Familie Shaqiri und der Linksverkehr in England

In seiner neuen Heimat England ist vieles anders als in der Schweiz: An den Linksverkehr hat sich Xherdan Shaqiri schon gewöhnt, zu Porridge geht er aber noch immer auf Abstand (Archiv).
In seiner neuen Heimat England ist vieles anders als in der Schweiz: An den Linksverkehr hat sich Xherdan Shaqiri schon gewöhnt, zu Porridge geht er aber noch immer auf Abstand (Archiv). © /AP PA/STEVE PASTON
Stoke City-Fussballer Xherdan Shaqiri hat sich an den Linksverkehr gewöhnt.

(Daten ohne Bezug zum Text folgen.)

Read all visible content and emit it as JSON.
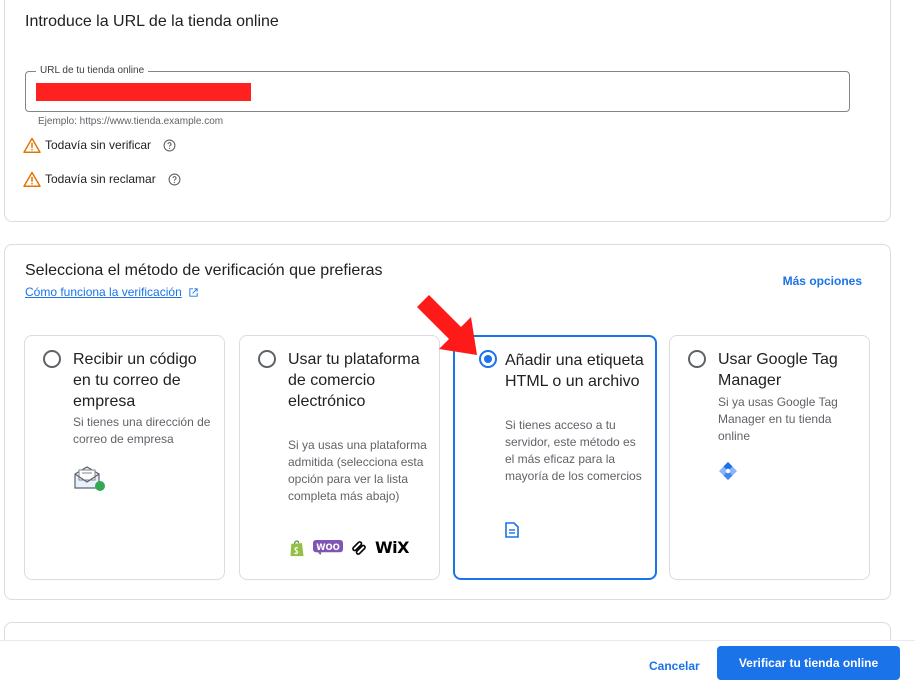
{
  "url_section": {
    "title": "Introduce la URL de la tienda online",
    "field_label": "URL de tu tienda online",
    "helper": "Ejemplo: https://www.tienda.example.com",
    "status_verify": "Todavía sin verificar",
    "status_claim": "Todavía sin reclamar"
  },
  "method_section": {
    "title": "Selecciona el método de verificación que prefieras",
    "how_link": "Cómo funciona la verificación",
    "more_options": "Más opciones",
    "options": [
      {
        "title": "Recibir un código en tu correo de empresa",
        "desc": "Si tienes una dirección de correo de empresa",
        "selected": false,
        "icon": "email-envelope-icon"
      },
      {
        "title": "Usar tu plataforma de comercio electrónico",
        "desc": "Si ya usas una plataforma admitida (selecciona esta opción para ver la lista completa más abajo)",
        "selected": false,
        "logos": [
          "shopify-icon",
          "woocommerce-icon",
          "squarespace-icon"
        ],
        "wix": "WiX"
      },
      {
        "title": "Añadir una etiqueta HTML o un archivo",
        "desc": "Si tienes acceso a tu servidor, este método es el más eficaz para la mayoría de los comercios",
        "selected": true,
        "icon": "document-icon"
      },
      {
        "title": "Usar Google Tag Manager",
        "desc": "Si ya usas Google Tag Manager en tu tienda online",
        "selected": false,
        "icon": "google-tag-manager-icon"
      }
    ]
  },
  "footer": {
    "cancel": "Cancelar",
    "verify": "Verificar tu tienda online"
  },
  "colors": {
    "accent": "#1a73e8",
    "warning": "#e37400",
    "redaction": "#ff2020",
    "arrow": "#ff1a1a"
  }
}
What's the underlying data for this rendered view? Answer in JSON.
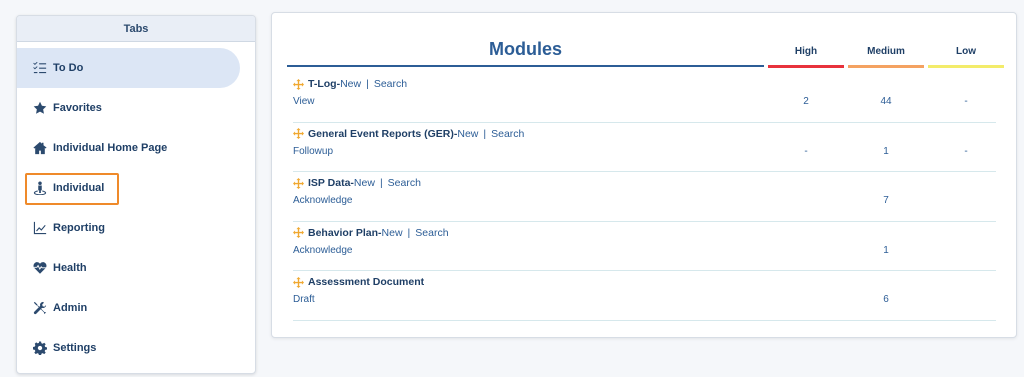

Seine Eltern hätten dagegen Mühe, sich mit den englischen Strassenregeln anzufreunden: “Wenn mein Vater oder meine Mutter zu Besuch da ist, will jeder immer auf der Fahrerseite einsteigen.”

Der 24-Jährige gibt zu, dass auch er seine Zeit brauchte, bis er sich auf dem linken Fahrstreifen sicher fühlte. “Am Anfang war ich immer froh, wenn ich anderen Autos hinterherfahren konnte”, sagte der Schweizer Nationalspieler den “Schaffhauser Nachrichten”.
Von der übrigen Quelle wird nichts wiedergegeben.